Global scientists and the U.N. have spoken. Governments must follow, but their policies are lagging. Finally, the public, producers and energy-consuming industries must get onboard. Actions will speak louder than alarmist words. Fortunately, some oil companies are already stepping up to the plate.
We’re speaking about reducing methane emissions to mitigate global warming. The U.N.’s Intergovernmental Panel on Climate Change (including 91 scientists) has declared the climate is heating up much faster than scientists warned just a few years ago. The terrible repercussions for human life and economies have already become too evident. The next U.N. climate talks take place in December in Katowice, Poland.
What is the role of the oil and gas industry? How can it sustain a worthwhile business and power the world, while addressing this challenge? After all, demand is not diminished. The Energy Information Administration says world energy consumption will have risen 28% between 2015 and 2040. Most of this growth will come from Asian countries that are not in the Organization for Economic Co-operation and Development (OECD). China and India will account for more than 60% of the world’s total increase from 2015 through 2040.
A day after the IPCC report was released, ExxonMobil Corp. donated $1 million to a group lobbying for a carbon tax, a solution more companies and economists espouse.
In September, before the IPCC’s dire report, the Oil and Gas Climate Initiative (ExxonMobil is a member) pledged “to reduce by 2025 the collective average methane intensity of its aggregated upstream gas and oil operations by one-fifth, to below 0.25%, with the ambition to achieve 0.20%, corresponding to a reduction by one-third.” The group further pledged to reach zero flaring by 2030.
It has also created a $1-billion fund to invest in new, cleaner energy technologies, with a goal to speed up and scale up the way industry reduces methane emissions. And, it inked a partnership with China National Petroleum Corp. to start a similarly sized fund in China.
The Initiative’s members are a roll call of diverse heavy-hitters: BP Plc, Chevron Corp., CNPC, Eni, Equinor, Occidental Petroleum Corp., Pemex, Petrobras, Repsol, Saudi Aramco, Shell, Reliance Industries and Total SA. BP CEO Bob Dudley is chair.
Already, since 1990, U.S. emissions have come down significantly thanks to shale, according to data from the EIA, all while natural gas production has doubled. Another industry group of 48 E&Ps has formed The Environmental Partnership, also meant to collaborate on ways to reduce emissions.
Meanwhile, each company must devise its own time table. ExxonMobil, for one, said it will take measures to reduce methane emissions across its worldwide operations by 15% by 2020. Already, its wholly owned subsidiary, XTO Energy Inc., said it has reduced methane emissions from its operations by 9% since 2016.

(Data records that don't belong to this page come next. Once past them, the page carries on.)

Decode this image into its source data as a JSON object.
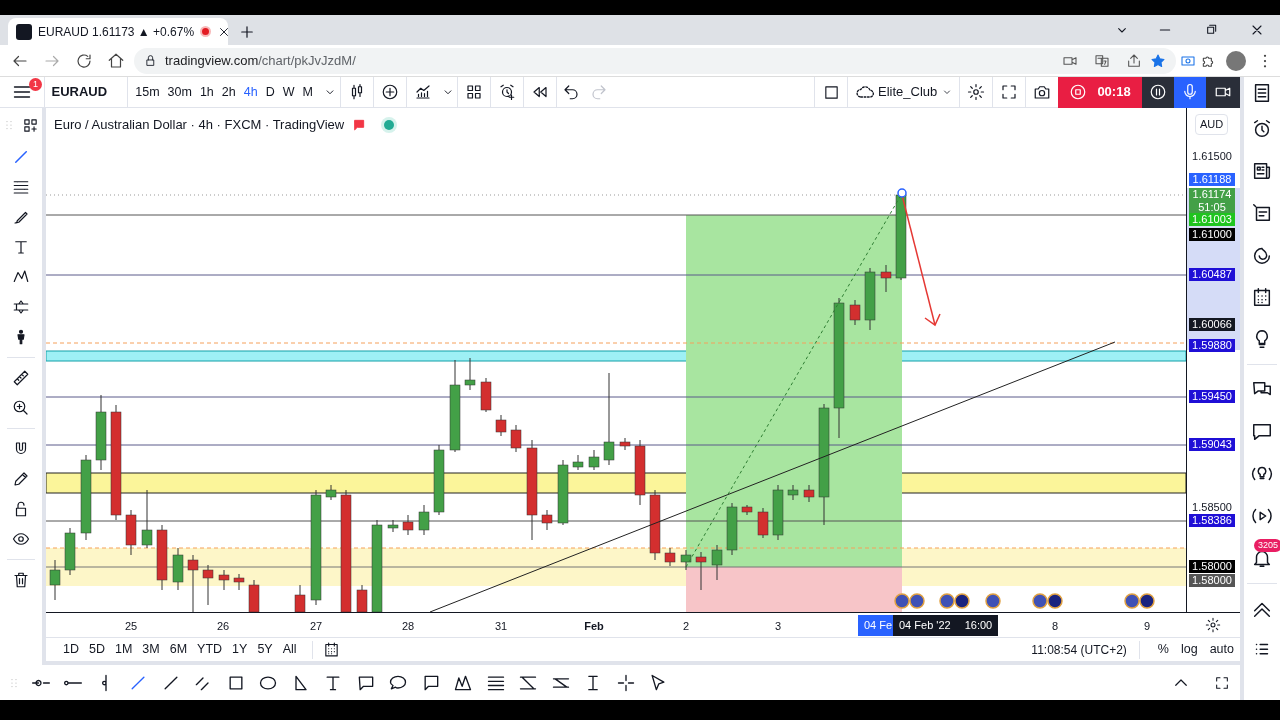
{
  "browser": {
    "tab_title": "EURAUD 1.61173 ▲ +0.67%",
    "url": {
      "host": "tradingview.com",
      "path": "/chart/pkJvJzdM/"
    }
  },
  "toolbar": {
    "menu_badge": "1",
    "symbol": "EURAUD",
    "intervals": [
      {
        "label": "15m",
        "selected": false
      },
      {
        "label": "30m",
        "selected": false
      },
      {
        "label": "1h",
        "selected": false
      },
      {
        "label": "2h",
        "selected": false
      },
      {
        "label": "4h",
        "selected": true
      },
      {
        "label": "D",
        "selected": false
      },
      {
        "label": "W",
        "selected": false
      },
      {
        "label": "M",
        "selected": false
      }
    ],
    "layout_name": "Elite_Club",
    "recorder_time": "00:18"
  },
  "legend": {
    "title": "Euro / Australian Dollar · 4h · FXCM · TradingView"
  },
  "price_axis": {
    "currency": "AUD",
    "labels": [
      {
        "text": "1.61500",
        "kind": "tick"
      },
      {
        "text": "1.61188",
        "kind": "marker",
        "color": "#2962ff"
      },
      {
        "text": "1.61174",
        "kind": "countdown",
        "countdown": "51:05",
        "color": "#43a047"
      },
      {
        "text": "1.61003",
        "kind": "marker",
        "color": "#1fc41f"
      },
      {
        "text": "1.61000",
        "kind": "marker",
        "color": "#000000"
      },
      {
        "text": "1.60487",
        "kind": "marker",
        "color": "#1f0fd6"
      },
      {
        "text": "1.60066",
        "kind": "marker",
        "color": "#131722"
      },
      {
        "text": "1.59880",
        "kind": "marker",
        "color": "#1f0fd6"
      },
      {
        "text": "1.59450",
        "kind": "marker",
        "color": "#1f0fd6"
      },
      {
        "text": "1.59043",
        "kind": "marker",
        "color": "#1f0fd6"
      },
      {
        "text": "1.58500",
        "kind": "tick"
      },
      {
        "text": "1.58386",
        "kind": "marker",
        "color": "#1f0fd6"
      },
      {
        "text": "1.58000",
        "kind": "marker",
        "color": "#000000"
      },
      {
        "text": "1.58000",
        "kind": "marker",
        "color": "#555555"
      }
    ]
  },
  "time_axis": {
    "labels": [
      {
        "text": "25",
        "kind": "day"
      },
      {
        "text": "26",
        "kind": "day"
      },
      {
        "text": "27",
        "kind": "day"
      },
      {
        "text": "28",
        "kind": "day"
      },
      {
        "text": "31",
        "kind": "day"
      },
      {
        "text": "Feb",
        "kind": "month"
      },
      {
        "text": "2",
        "kind": "day"
      },
      {
        "text": "3",
        "kind": "day"
      },
      {
        "text": "8",
        "kind": "day"
      },
      {
        "text": "9",
        "kind": "day"
      }
    ],
    "cursor_label": "04 Fe",
    "tooltip": {
      "date": "04 Feb '22",
      "time": "16:00"
    }
  },
  "bottom_bar": {
    "ranges": [
      "1D",
      "5D",
      "1M",
      "3M",
      "6M",
      "YTD",
      "1Y",
      "5Y",
      "All"
    ],
    "clock": "11:08:54 (UTC+2)",
    "scale_options": [
      "%",
      "log",
      "auto"
    ]
  },
  "sidebar": {
    "alerts_badge": "3205"
  }
}
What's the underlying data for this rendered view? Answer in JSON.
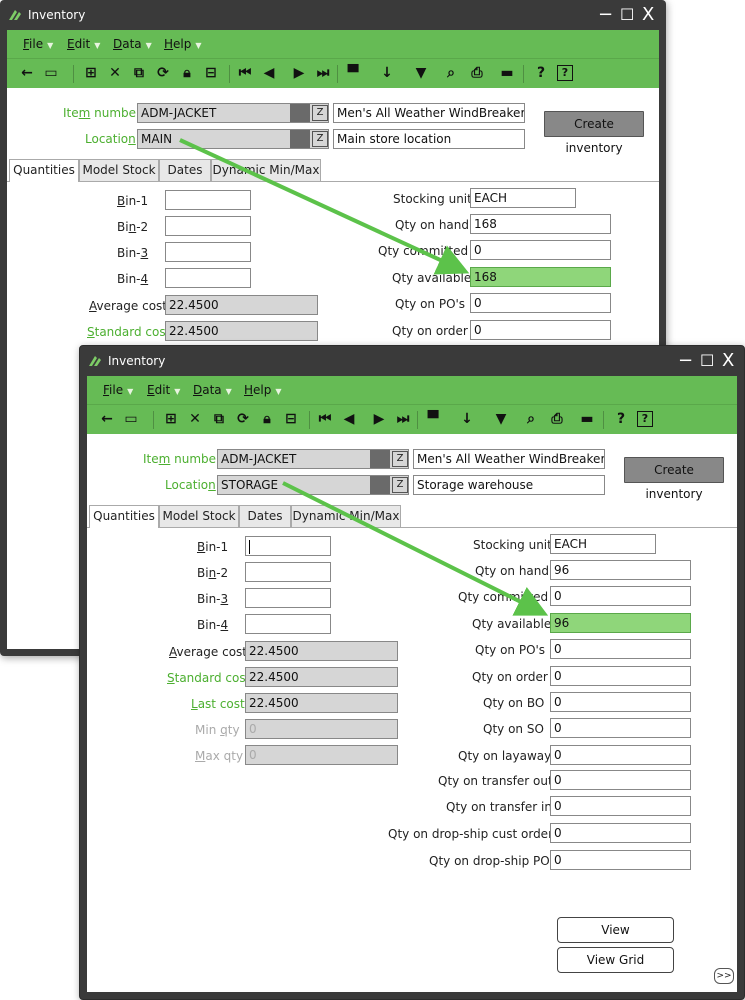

In April, XTO began a pilot program at its James Ranch facility in the Delaware Basin in New Mexico, to evaluate new low-emission technologies, which will serve as a model for future development. In 2017, XTO implemented a methane management program to mitigate emissions in its operations. This includes a commitment to phase out high-bleed pneumatic devices over three years, extensive personnel training, research and facility design improvements for new operations.
XTO president Sara Ortwein spoke about these programs recently while addressing the Houston Producers’ Forum more generally. She told attendees XTO has already replaced two-thirds of its high-bleed pneumatic devices.
Prior to joining XTO in late 2016, Ortwein was president of ExxonMobil’s upstream research company. There, she had a front-row seat to witness the role that research and technology development play in unlocking value while drilling for and producing oil and gas.
“It’s not just about blockbuster breakthroughs,” she told attendees.
“It comes in a lot of incremental improvements, day in, day out. Some of those are discovered through research, but many of them come through day-to-day field operations and just incrementally, continually improving our efficiency and our effectiveness from a cost and performance standpoint. So now, I get to see every day how technology is continuing to reshape the shale business, and the tight oil and gas business, allowing us to continually expand the boundaries of what is possible in our industry.”
XTO owns interests in about 50,000 producing wells, collecting reams of data that lead to incremental improvements. It operates in every major unconventional play in the U.S., Canada and Argentina. As it continues to optimize the natural gas operations, it’s growing the oil portfolio as well. A little over a year ago, ExxonMobil acquired about 250,000 contiguous acres in the Delaware Basin from companies that were owned by the Bass family entities.
“The effects of the shale boom on America’s economy are clear; less obvious, but just as important, are the benefits to our environment,” Ortwein said. “When used for power generation, natural gas from shale has been instrumental in reducing CO2 emissions. CO2 emissions from U.S. power generation are at their lowest recorded levels since 1988. That’s something I think we can all be proud of.”